Tels sont les objectifs des articles 1er et 2.

Nous faisons également le pari de la responsabilité des entreprises et le choix d’un État qui « reprend la main » sur la question du partage des richesses dans notre pays.

Les TPE-PME qui sont les véritables poumons économiques de nos territoires, doivent donc être accompagnées dans la trajectoire d’augmentation des salaires.

L’ère des financements et aides publiques sans contrepartie, cependant, est révolue.

Nous préférons, à l’inverse, des dispositifs de soutien ciblés et évalués, accompagnant les entreprises dans leurs investissements et les employeurs dans la sécurisation des parcours des salariés.
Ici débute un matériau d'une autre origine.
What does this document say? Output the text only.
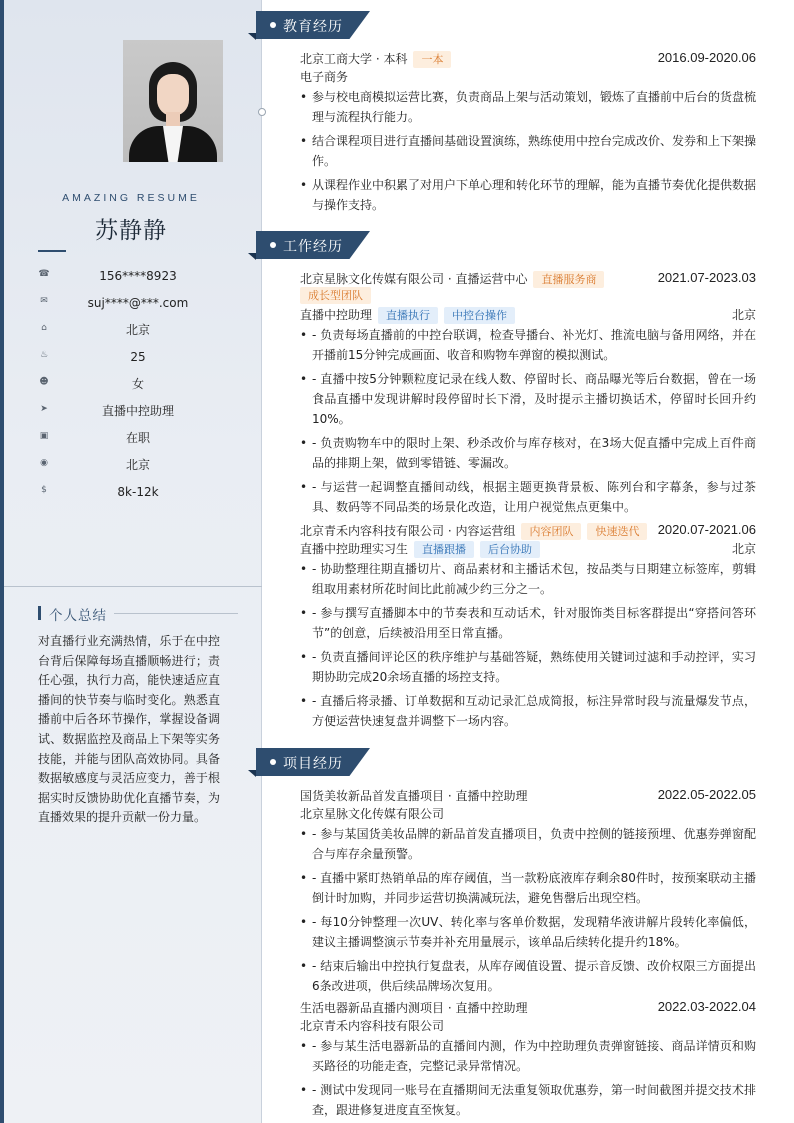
AMAZING RESUME
苏静静
☎	156****8923
✉	suj****@***.com
⌂	北京
♨	25
☻	女
➤	直播中控助理
▣	在职
◉	北京
$	8k-12k
个人总结
对直播行业充满热情，乐于在中控台背后保障每场直播顺畅进行；责任心强，执行力高，能快速适应直播间的快节奏与临时变化。熟悉直播前中后各环节操作，掌握设备调试、数据监控及商品上下架等实务技能，并能与团队高效协同。具备数据敏感度与灵活应变力，善于根据实时反馈协助优化直播节奏，为直播效果的提升贡献一份力量。
教育经历
北京工商大学 · 本科 一本	2016.09-2020.06
电子商务
• 参与校电商模拟运营比赛，负责商品上架与活动策划，锻炼了直播前中后台的货盘梳理与流程执行能力。
• 结合课程项目进行直播间基础设置演练，熟练使用中控台完成改价、发券和上下架操作。
• 从课程作业中积累了对用户下单心理和转化环节的理解，能为直播节奏优化提供数据与操作支持。
工作经历
北京星脉文化传媒有限公司 · 直播运营中心 直播服务商	2021.07-2023.03
成长型团队
直播中控助理 直播执行 中控台操作	北京
• - 负责每场直播前的中控台联调，检查导播台、补光灯、推流电脑与备用网络，并在开播前15分钟完成画面、收音和购物车弹窗的模拟测试。
• - 直播中按5分钟颗粒度记录在线人数、停留时长、商品曝光等后台数据，曾在一场食品直播中发现讲解时段停留时长下滑，及时提示主播切换话术，停留时长回升约10%。
• - 负责购物车中的限时上架、秒杀改价与库存核对，在3场大促直播中完成上百件商品的排期上架，做到零错链、零漏改。
• - 与运营一起调整直播间动线，根据主题更换背景板、陈列台和字幕条，参与过茶具、数码等不同品类的场景化改造，让用户视觉焦点更集中。
北京青禾内容科技有限公司 · 内容运营组 内容团队 快速迭代	2020.07-2021.06
直播中控助理实习生 直播跟播 后台协助	北京
• - 协助整理往期直播切片、商品素材和主播话术包，按品类与日期建立标签库，剪辑组取用素材所花时间比此前减少约三分之一。
• - 参与撰写直播脚本中的节奏表和互动话术，针对服饰类目标客群提出“穿搭问答环节”的创意，后续被沿用至日常直播。
• - 负责直播间评论区的秩序维护与基础答疑，熟练使用关键词过滤和手动控评，实习期协助完成20余场直播的场控支持。
• - 直播后将录播、订单数据和互动记录汇总成简报，标注异常时段与流量爆发节点，方便运营快速复盘并调整下一场内容。
项目经历
国货美妆新品首发直播项目 · 直播中控助理	2022.05-2022.05
北京星脉文化传媒有限公司
• - 参与某国货美妆品牌的新品首发直播项目，负责中控侧的链接预埋、优惠券弹窗配合与库存余量预警。
• - 直播中紧盯热销单品的库存阈值，当一款粉底液库存剩余80件时，按预案联动主播倒计时加购，并同步运营切换满减玩法，避免售罄后出现空档。
• - 每10分钟整理一次UV、转化率与客单价数据，发现精华液讲解片段转化率偏低，建议主播调整演示节奏并补充用量展示，该单品后续转化提升约18%。
• - 结束后输出中控执行复盘表，从库存阈值设置、提示音反馈、改价权限三方面提出6条改进项，供后续品牌场次复用。
生活电器新品直播内测项目 · 直播中控助理	2022.03-2022.04
北京青禾内容科技有限公司
• - 参与某生活电器新品的直播间内测，作为中控助理负责弹窗链接、商品详情页和购买路径的功能走查，完整记录异常情况。
• - 测试中发现同一账号在直播期间无法重复领取优惠券，第一时间截图并提交技术排查，跟进修复进度直至恢复。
Deux outils y concourent :

  • En premier lieu, le fonds de soutien aux TPE-PME, prévu à l’article 3, mobilisera toute une palette d’outils afin de financer l’augmentation des salaires et d’assurer un développement économique durable. Des aides à l’innovation ou des prêts à taux nul ou préférentiel seront ainsi financés par l’État, à partir des financements rendus disponibles par la suppression de la bascule du CICE en allègement de cotisations patronales.
  • En second lieu, l’aide publique aux TPE-PME, créée à l’article 4, prendra la forme de subventions destinées à accompagner l’augmentation du SMIC et à encourager les embauches durables. Un employeur proposant un CDI à un salarié au terme de son CDD bénéficiera par exemple d’une aide complémentaire de 1 000 euros. Précisons que le montant des aides proposées ne résulte pas du fruit du hasard : un chiffrage précis a été réalisé en amont du dépôt de cette proposition de loi, pour que les aides accompagnent le plus justement possible les petites entreprises dans le processus de revalorisation du SMIC et des salaires.

Enfin, une attention particulière est portée aux territoires ultra-marins, dont les atouts et les opportunités ne sont pas suffisamment valorisés, faute de dispositifs adaptés.

Mes chers collègues, cette proposition de loi doit nous amener à ouvrir un nouveau cycle de répartition de la richesse créée : plus juste, plus équilibré, plus responsable.

Les options que nous formulons ne sont ni excessives, ni clivantes : elles visent simplement à permettre à chacun de vivre de son travail.

On ne peut pas continuer à déplorer la précarisation des travailleurs et une concentration toujours plus forte des richesses à l’autre bout. Nous devons passer aux actes.

Le Premier ministre a déclaré il y a quelques semaines, en réponse à l’interpellation du Président Chassaigne sur cette niche parlementaire : « Ayons le plaisir démocratique et l’exigence républicaine de débattre ensemble ». Je ne veux pas croire qu’après une telle déclaration d’amour pour le débat démocratique, votre majorité puisse être tentée de ne pas le conduire jusqu’au bout sur une question que tous nos compatriotes ont en tête : « que le travail paie », enfin, et mette un terme à la plus longue période de stagnation du pouvoir d’achat que notre pays a connu.